7 October 2022 The Future is the Product of the Past

Findings showing the connection between Troy and Tavşanlı Höyük have been reached

Archaeologists unearthed 4,200-year-old hazelnut remains and marble idols during excavations at Tavşanlı Höyük (Tavsanlı Mound), located in the central Turkish province of Kütahya, a region with a history spanning 8,000 years.

Tavşanlı Höyük, one of the important Bronze Age cities in Western Anatolia, is situated approximately 2 km from Tavsanlı District of Kütahya Province, and in the central part of the Tavsanlı Plain.

The Tavşanlı Mound excavations are part of a state-approved project run by Bilecik Şeyh Edebali University (BŞEÜ)  in collaboration with the Ministry of Culture and Tourism.

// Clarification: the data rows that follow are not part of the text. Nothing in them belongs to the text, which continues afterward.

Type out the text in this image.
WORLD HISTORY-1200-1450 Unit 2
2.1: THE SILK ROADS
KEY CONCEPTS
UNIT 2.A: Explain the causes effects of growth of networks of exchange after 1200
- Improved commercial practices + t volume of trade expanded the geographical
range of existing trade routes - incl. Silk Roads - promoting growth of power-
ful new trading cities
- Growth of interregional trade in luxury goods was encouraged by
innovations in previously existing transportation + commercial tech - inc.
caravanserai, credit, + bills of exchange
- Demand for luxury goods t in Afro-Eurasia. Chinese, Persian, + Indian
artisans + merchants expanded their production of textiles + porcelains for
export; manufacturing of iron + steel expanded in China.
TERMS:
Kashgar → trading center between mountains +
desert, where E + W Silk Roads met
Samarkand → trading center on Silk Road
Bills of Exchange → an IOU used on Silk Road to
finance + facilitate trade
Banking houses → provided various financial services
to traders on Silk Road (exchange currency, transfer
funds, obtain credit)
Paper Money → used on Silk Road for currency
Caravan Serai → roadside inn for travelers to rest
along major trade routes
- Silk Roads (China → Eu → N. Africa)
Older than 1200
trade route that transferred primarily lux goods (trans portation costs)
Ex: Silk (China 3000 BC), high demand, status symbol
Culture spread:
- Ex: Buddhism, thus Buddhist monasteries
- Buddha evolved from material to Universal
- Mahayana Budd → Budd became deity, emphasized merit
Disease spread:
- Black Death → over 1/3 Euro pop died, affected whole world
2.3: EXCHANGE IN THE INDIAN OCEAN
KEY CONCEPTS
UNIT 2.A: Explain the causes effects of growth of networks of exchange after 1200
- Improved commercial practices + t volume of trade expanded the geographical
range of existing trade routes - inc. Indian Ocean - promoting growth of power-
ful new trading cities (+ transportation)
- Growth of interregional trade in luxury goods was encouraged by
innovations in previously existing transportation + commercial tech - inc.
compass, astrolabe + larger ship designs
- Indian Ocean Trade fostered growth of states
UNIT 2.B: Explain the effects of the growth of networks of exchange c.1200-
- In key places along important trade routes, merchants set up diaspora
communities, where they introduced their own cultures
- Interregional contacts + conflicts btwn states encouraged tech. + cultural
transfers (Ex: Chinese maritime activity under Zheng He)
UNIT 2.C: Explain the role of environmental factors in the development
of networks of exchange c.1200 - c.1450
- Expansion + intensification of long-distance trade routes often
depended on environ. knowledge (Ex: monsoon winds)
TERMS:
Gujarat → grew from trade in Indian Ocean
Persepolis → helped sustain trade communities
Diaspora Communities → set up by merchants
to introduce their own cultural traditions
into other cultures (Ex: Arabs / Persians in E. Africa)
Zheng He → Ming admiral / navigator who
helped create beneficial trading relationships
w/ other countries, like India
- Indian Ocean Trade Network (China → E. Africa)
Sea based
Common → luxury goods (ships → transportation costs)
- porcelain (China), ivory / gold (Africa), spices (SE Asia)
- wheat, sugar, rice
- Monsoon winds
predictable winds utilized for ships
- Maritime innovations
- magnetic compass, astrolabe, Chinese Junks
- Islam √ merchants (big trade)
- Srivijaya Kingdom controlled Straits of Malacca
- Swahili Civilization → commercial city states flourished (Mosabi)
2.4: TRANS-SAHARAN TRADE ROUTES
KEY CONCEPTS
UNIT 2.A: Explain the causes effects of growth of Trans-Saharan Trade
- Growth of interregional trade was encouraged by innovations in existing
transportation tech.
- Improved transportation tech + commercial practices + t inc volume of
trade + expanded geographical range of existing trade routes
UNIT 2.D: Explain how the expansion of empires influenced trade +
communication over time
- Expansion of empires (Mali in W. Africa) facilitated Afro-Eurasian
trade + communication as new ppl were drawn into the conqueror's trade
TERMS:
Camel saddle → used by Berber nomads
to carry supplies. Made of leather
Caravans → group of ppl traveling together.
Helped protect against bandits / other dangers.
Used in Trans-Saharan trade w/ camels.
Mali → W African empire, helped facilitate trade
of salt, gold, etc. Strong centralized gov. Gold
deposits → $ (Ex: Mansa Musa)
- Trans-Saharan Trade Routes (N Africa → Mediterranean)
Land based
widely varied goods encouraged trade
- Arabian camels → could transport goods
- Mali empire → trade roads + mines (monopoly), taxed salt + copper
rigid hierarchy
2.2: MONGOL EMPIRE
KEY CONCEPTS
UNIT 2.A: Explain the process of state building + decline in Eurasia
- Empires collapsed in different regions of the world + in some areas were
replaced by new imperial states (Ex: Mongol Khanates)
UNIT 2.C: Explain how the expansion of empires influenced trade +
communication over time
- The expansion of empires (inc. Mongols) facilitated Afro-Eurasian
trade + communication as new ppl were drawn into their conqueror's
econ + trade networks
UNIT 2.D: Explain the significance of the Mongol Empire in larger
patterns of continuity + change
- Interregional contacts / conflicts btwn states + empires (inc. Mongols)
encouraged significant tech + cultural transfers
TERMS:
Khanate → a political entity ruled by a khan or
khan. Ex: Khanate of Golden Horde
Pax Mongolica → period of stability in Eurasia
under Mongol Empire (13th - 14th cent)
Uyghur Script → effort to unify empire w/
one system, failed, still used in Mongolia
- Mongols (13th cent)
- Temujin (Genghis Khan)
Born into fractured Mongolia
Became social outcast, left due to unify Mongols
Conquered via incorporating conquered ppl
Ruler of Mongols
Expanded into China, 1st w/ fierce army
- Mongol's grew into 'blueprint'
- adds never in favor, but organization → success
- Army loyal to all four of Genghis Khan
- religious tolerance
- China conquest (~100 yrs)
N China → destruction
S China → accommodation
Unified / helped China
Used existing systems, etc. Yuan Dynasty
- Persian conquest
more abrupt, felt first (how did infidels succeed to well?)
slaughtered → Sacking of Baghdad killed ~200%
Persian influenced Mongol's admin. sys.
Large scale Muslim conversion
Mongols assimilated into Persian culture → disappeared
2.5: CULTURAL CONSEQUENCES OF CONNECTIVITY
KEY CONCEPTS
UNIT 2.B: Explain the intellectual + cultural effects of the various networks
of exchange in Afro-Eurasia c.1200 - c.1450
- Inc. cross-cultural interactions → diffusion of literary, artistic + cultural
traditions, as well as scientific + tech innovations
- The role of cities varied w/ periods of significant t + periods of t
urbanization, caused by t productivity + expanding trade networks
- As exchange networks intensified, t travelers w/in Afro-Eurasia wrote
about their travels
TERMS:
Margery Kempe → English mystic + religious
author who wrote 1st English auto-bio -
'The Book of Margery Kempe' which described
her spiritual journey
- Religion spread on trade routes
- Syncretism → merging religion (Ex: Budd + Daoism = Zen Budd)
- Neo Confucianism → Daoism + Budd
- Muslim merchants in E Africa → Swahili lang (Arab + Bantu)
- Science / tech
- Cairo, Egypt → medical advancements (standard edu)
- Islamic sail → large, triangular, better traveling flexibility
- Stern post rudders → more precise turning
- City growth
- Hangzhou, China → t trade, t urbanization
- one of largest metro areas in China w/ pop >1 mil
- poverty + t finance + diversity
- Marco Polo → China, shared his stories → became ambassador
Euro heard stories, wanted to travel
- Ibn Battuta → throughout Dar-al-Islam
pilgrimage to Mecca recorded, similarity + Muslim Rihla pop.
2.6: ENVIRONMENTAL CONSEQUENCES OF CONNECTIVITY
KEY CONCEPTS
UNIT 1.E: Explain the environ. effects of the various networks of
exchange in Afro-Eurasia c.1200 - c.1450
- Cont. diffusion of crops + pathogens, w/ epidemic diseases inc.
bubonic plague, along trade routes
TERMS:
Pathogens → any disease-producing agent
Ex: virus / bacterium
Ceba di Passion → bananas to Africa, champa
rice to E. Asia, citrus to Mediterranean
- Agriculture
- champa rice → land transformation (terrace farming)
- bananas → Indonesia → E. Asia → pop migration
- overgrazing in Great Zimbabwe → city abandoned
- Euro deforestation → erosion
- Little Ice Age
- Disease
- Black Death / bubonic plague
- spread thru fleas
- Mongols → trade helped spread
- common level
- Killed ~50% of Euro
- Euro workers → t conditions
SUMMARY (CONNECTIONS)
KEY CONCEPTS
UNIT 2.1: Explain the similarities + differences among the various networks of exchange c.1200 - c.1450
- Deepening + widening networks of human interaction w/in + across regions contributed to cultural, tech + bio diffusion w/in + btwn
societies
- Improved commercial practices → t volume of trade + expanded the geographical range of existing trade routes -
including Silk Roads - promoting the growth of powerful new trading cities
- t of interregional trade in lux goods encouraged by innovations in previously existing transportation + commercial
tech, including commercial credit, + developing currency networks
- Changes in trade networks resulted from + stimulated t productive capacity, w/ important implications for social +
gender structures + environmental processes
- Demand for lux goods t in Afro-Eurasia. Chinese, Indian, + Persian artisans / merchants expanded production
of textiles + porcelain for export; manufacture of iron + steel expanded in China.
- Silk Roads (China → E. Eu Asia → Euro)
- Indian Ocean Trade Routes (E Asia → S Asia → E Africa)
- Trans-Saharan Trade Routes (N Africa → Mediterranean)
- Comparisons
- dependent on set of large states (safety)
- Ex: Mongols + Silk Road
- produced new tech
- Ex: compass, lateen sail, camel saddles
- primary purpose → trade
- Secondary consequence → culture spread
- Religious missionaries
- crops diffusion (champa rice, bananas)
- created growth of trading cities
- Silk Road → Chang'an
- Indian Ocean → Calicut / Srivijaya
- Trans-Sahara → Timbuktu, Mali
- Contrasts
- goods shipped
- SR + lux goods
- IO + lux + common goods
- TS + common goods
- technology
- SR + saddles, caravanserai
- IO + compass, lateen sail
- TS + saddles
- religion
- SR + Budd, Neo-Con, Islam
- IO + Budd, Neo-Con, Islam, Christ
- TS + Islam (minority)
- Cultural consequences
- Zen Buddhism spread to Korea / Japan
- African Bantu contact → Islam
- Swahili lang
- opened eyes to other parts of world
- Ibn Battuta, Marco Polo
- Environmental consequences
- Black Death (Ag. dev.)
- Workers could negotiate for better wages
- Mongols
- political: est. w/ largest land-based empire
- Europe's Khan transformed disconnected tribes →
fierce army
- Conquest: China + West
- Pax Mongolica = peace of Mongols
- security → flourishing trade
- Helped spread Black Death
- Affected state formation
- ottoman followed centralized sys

Tavsanlı Höyük is also known as the “Heart of Kütahya” due to its shape that was discovered through aerial footage.

Photo: Excavations and Research Department of the General Directorate of Cultural Heritage and Museums of the Ministry of Culture and Tourism

In the new period excavations, which started 2 months ago under the chairmanship of BŞEÜ Archeology Department lecturer Associate Professor Erkan Fidan, remnants of hazelnuts and marble idols were found in the layer dated to 4,200 years ago.

The unearthed remains were evaluated as findings showing that Tavşanlı Höyük had a very close connection with Troy during the Bronze Age.

The findings were shared on the social media account of the Excavations and Research Department of the General Directorate of Cultural Heritage and Museums of the Ministry of Culture and Tourism.

The archaeologists aim to uncover many new archaeological finds during the new period of excavations.

According to the results of carbon 14 analyzes carried out in Tavşanlı Höyük, which is the oldest known settlement in Kütahya, it was determined that settlement began in this area 8,100 years ago.

Earlier Tavsanli Höyük’s excavations revealed that Western Anatolia was the center of the mining and textile trade. It seems that Tavşanlı Höyük will continue to surprise with its new findings.